Tevin Coleman of the Atlanta Falcons catches a touchdown against the Seattle Seahawks. (Kevin C. Cox/Getty Images)

The Atlanta Falcons have the best offense in the NFL, led by an MVP-caliber quarterback in Matt Ryan. But to get the franchise’s first Super Bowl victory they are going to have to beat the New England Patriots, owners of the league’s top defense.

Here are the three keys for how the Falcons can execute the perfect game plan to win Super Bowl LI.

Get out to an early lead

The easiest way to dictate game flow is to snag an early lead, and the Falcons showed an ability to do that during the season, including the playoffs. They led the league with the most opening drives with a score (11) and have scored on their opening drive in eight straight games, including the NFC championship game against the Green Bay Packers.

When leading, Atlanta has been able to maintain a 50/50 split between running and passing plays but sees that ratio move to 40/60 when trailing. Coach Bill Belichick is a football genius on a regular day, but give him insight into a team’s play-calling tendencies and his ability to game plan becomes that much harder to overcome.

A fast start will also put pressure on Tom Brady … not from the scoreboard but from the pass rush. Just as the Patriots will be better able to anticipate the Falcons’ play-calls if the Falcons are trailing, should the Pats need to pass often the Falcons’ pass-rushers will be able to chase Brady without fear of a handoff. And pass-rushing pressure has been the single biggest factor in tripping up Brady throughout his stellar career. Speaking of …

Pressure Tom Brady into making a mistake

Brady isn’t prone to mistakes — he set the record for fewest interceptions (two) thrown in a season — but his production, like most quarterbacks, suffers when facing a good pass rush. His passer rating dropped from 120.9 to 82.6 under pressure this season, which is roughly the difference between Ryan (117.1) and Joe Flacco (83.5) in 2016.

Pressuring Brady has also worked in the past. In Super Bowl XLII, the first time the Patriots lost to New York, the Giants pressured Brady on 23 of his 38 dropbacks, holding him to 91 yards and no touchdowns. In Super Bowl XLVI, another Patriots’ Super Bowl loss, the Giants pressured Brady on 20 of his 43 dropbacks, holding him to 94 yards with an interception.

More so than the overall passer rating, Brady’s completion percentage takes a big hit under pressure, going from 74.3 to 49.9 percent without a clean pocket to throw in. And he is 9-for-20 with 160 yards, a touchdown and interception under pressure during the 2016 playoffs.

Incompletions can become interceptions, and Atlanta is 9-2 this season when they get at least one interception.

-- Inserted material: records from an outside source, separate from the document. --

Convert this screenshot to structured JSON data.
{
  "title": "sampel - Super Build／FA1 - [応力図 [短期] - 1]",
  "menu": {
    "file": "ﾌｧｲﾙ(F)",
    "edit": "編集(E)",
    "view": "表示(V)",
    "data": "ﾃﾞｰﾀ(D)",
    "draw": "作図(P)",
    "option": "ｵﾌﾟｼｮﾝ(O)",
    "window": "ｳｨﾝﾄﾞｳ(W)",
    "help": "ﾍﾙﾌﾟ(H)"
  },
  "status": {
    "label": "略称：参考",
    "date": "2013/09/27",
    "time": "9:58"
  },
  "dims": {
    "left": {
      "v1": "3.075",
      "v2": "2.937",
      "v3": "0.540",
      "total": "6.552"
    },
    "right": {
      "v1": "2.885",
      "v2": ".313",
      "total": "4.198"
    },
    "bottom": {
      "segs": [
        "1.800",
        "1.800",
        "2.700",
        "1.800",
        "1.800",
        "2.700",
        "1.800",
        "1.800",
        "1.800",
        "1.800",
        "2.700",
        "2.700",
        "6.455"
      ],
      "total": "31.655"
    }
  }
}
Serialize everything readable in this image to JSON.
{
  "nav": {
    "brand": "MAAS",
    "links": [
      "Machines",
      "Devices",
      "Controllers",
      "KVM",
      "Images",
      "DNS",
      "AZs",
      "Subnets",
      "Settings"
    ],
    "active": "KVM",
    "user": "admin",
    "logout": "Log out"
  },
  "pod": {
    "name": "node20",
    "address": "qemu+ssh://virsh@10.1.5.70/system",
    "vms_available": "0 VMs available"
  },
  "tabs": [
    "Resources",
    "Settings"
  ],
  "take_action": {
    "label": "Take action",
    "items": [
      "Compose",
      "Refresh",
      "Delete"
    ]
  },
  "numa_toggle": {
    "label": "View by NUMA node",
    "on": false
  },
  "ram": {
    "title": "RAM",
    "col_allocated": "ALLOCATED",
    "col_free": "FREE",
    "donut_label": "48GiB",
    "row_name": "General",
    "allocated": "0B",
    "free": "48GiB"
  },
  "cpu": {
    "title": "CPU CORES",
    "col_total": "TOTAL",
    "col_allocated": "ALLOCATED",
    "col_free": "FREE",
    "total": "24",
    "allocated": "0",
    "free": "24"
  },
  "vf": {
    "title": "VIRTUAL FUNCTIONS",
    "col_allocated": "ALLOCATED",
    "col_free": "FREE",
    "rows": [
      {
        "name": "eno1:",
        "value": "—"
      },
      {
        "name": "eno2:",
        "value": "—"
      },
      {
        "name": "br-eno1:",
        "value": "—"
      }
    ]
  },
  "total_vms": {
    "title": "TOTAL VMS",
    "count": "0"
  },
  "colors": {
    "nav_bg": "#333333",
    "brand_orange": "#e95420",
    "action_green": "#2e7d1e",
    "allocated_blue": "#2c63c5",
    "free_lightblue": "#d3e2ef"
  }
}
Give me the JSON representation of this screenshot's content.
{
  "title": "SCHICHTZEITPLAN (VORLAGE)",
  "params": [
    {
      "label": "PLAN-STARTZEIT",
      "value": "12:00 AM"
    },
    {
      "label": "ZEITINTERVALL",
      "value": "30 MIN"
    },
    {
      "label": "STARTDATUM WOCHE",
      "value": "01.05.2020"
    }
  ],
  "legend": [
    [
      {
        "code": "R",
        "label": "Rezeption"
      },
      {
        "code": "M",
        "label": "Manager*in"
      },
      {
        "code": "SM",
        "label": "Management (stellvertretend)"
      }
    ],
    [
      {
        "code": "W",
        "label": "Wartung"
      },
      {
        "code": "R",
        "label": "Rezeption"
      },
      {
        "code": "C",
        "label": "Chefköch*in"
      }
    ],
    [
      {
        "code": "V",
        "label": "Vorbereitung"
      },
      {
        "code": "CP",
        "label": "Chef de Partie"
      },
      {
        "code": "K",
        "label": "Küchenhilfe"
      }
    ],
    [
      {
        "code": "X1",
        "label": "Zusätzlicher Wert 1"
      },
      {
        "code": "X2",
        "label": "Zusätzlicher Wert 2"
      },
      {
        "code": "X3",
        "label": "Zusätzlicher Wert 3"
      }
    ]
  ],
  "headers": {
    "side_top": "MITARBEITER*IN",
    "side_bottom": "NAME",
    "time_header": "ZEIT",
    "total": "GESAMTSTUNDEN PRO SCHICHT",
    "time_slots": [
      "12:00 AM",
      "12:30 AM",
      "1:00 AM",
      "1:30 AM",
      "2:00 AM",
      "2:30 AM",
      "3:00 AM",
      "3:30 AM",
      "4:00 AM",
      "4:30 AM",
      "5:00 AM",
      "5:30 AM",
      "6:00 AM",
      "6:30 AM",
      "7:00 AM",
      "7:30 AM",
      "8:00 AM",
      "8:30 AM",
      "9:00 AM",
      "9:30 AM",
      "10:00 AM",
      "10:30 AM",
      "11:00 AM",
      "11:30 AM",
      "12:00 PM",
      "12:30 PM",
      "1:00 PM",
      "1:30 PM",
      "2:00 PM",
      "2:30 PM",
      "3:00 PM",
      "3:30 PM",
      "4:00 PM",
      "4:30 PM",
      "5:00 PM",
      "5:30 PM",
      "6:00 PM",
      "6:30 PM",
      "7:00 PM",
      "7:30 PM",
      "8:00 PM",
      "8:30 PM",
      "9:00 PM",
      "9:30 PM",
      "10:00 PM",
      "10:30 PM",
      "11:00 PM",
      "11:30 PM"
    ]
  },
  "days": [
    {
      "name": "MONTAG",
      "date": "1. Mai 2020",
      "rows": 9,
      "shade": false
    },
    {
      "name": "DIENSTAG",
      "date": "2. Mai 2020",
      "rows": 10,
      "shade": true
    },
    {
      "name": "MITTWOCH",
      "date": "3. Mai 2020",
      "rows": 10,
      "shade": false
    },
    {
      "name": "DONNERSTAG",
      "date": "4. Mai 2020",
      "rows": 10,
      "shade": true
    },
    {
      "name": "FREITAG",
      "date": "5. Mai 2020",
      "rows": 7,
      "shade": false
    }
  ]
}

Capitalize in the red zone with Devonta Freeman and Tevin Coleman

New England’s defensive prowess can be discounted due to its strength of schedule, but the red-zone defense is clearly formidable. The Patriots held opponents to 4.55 points per trip inside the 20-yard line, the sixth-best mark during the regular season, allowing them to come away with a touchdown a little more than half of the time (52.3 percent, ninth-best in the league).

The best chance Atlanta has in the red zone, especially if inside the 10-yard line, is to use its two pass-catching running backs, Devonta Freeman and Tevin Coleman, who are difficult to defend in space.

Freeman and Coleman combined to catch 85 passes out of the backfield and rank No. 1 and No. 2 at the position in postseason yards per route run. No other running backs break the two-yards per route run mark. They also caught nine of 10 passes inside the 10-yard line, four for touchdowns, including this seven-yard rub play against the New Orleans Saints in man coverage in Week 17.

Plus, only one of New England’s linebackers, Dont’a Hightower, received a positive rating by the game charters at Pro Football Focus for their pass-coverage ability and Football Outsiders rated the Patriots 20th for their performance against pass-catching running backs.